Fixed curses string to: 2 bytes, 1 chars, utf-8: yes, ord: xe8, byte-ord: xc3, byte-contents (hex, via %vx): c3.a8
Interpolated string : è
Concatenated string : è
Sprintf-built string : è
# Obtained win_t 0x0434
# UTF-8 string: d0 b4 00
Received new character
About: 2 bytes, 1 chars, utf-8: yes, ord: x434, byte-ord: xd0, byte-contents (hex, via %vx): d0.b4
UTF-8 (on 2 bytes)?
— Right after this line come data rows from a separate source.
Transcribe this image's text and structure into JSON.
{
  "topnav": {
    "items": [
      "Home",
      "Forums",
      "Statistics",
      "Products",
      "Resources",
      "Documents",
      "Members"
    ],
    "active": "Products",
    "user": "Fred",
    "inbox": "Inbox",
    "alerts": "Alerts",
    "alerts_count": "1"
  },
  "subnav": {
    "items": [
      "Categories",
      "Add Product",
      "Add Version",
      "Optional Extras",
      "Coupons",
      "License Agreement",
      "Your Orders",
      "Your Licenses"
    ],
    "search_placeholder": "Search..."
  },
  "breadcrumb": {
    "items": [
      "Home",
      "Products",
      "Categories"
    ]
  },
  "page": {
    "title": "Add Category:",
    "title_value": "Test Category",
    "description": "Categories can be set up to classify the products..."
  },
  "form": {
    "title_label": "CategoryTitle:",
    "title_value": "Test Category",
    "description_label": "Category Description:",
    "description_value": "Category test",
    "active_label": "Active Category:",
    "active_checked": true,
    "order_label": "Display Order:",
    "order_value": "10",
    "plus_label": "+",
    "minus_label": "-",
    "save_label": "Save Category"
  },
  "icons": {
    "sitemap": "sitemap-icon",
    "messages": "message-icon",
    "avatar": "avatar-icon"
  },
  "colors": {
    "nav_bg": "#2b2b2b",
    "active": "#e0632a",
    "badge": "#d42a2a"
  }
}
NOT Fixing it!
Interpolated string : д
Concatenated string : д
Sprintf-built string : д
# Obtained win_t 0x0107
Addendum
Of course, you need libcursesw
.
If you have the Perl process pid, try:
pmap -p PID
which shows the per process having attached:
/usr/lib64/libncursesw.so.6.1
/usr/lib64/perl5/vendor_perl/auto/Curses/Curses.so
Addendum 2
Tried to see what the C code does and added an fprintf
directly into the multibyte handling code of curses/Curses-1.36/CursesFunWide.c
, recompiled, didn't manage to override the system Curses.so
with my own via LD_LIBRARY_PATH
(why not? why is everything only working half of the time?), so replaced the system library directly in place (take THAT!).
#ifdef C_GET_WCH
wint_t wch;
int ret = wget_wch(win, &wch);
if (ret == OK) {
ST(0) = sv_newmortal();
fprintf(stderr,"Obtained win_t 0x%04lx\n", wch);
c_wchar2sv(ST(0), wch);
XSRETURN(1);
} else if (ret == KEY_CODE_YES) {
XST_mUNDEF(0);
ST(1) = sv_newmortal();
sv_setiv(ST(1), (IV)wch);
XSRETURN(2);
} else {
XSRETURN_UNDEF;
}
#else
Addendum 3
The win_t
(apparently the same as wchar_t
) conversion code from CursesWide.c
, converts the wint_t
(here seen as wchar_t
) received from wget_wch()
into a Perl string. SV
is the "scalar value" type.
See also: https://perldoc.perl.org/perlguts.html
Here with two fprintf
inserted to see what is going on:
static void
c_wchar2sv(SV * const sv,
wchar_t const wc) {
/*----------------------------------------------------------------------------
Set SV to a one-character (not -byte!) Perl string holding a given wide
character
-----------------------------------------------------------------------------*/
if (wc <= 0xff) {
char s[] = { wc, 0 };
fprintf(stderr,"Not UTF-8 string: %02x %02x\n", ((int)s[0])&0xFF, ((int)s[1])&0xFF);
sv_setpv(sv, s);
SvPOK_on(sv);
SvUTF8_off(sv);
} else {
char s[UTF8_MAXBYTES + 1] = { 0 };
char *s_end = (char *)UVCHR_TO_UTF8((U8 *)s, wc);
*s_end = 0;
fprintf(stderr,"UTF-8 string: %02x %02x %02x\n", ((int)s[0])&0xFF, ((int)s[1])&0xFF, ((int)s[2])&0xFF);
sv_setpv(sv, s);
SvPOK_on(sv);
SvUTF8_on(sv);
}
}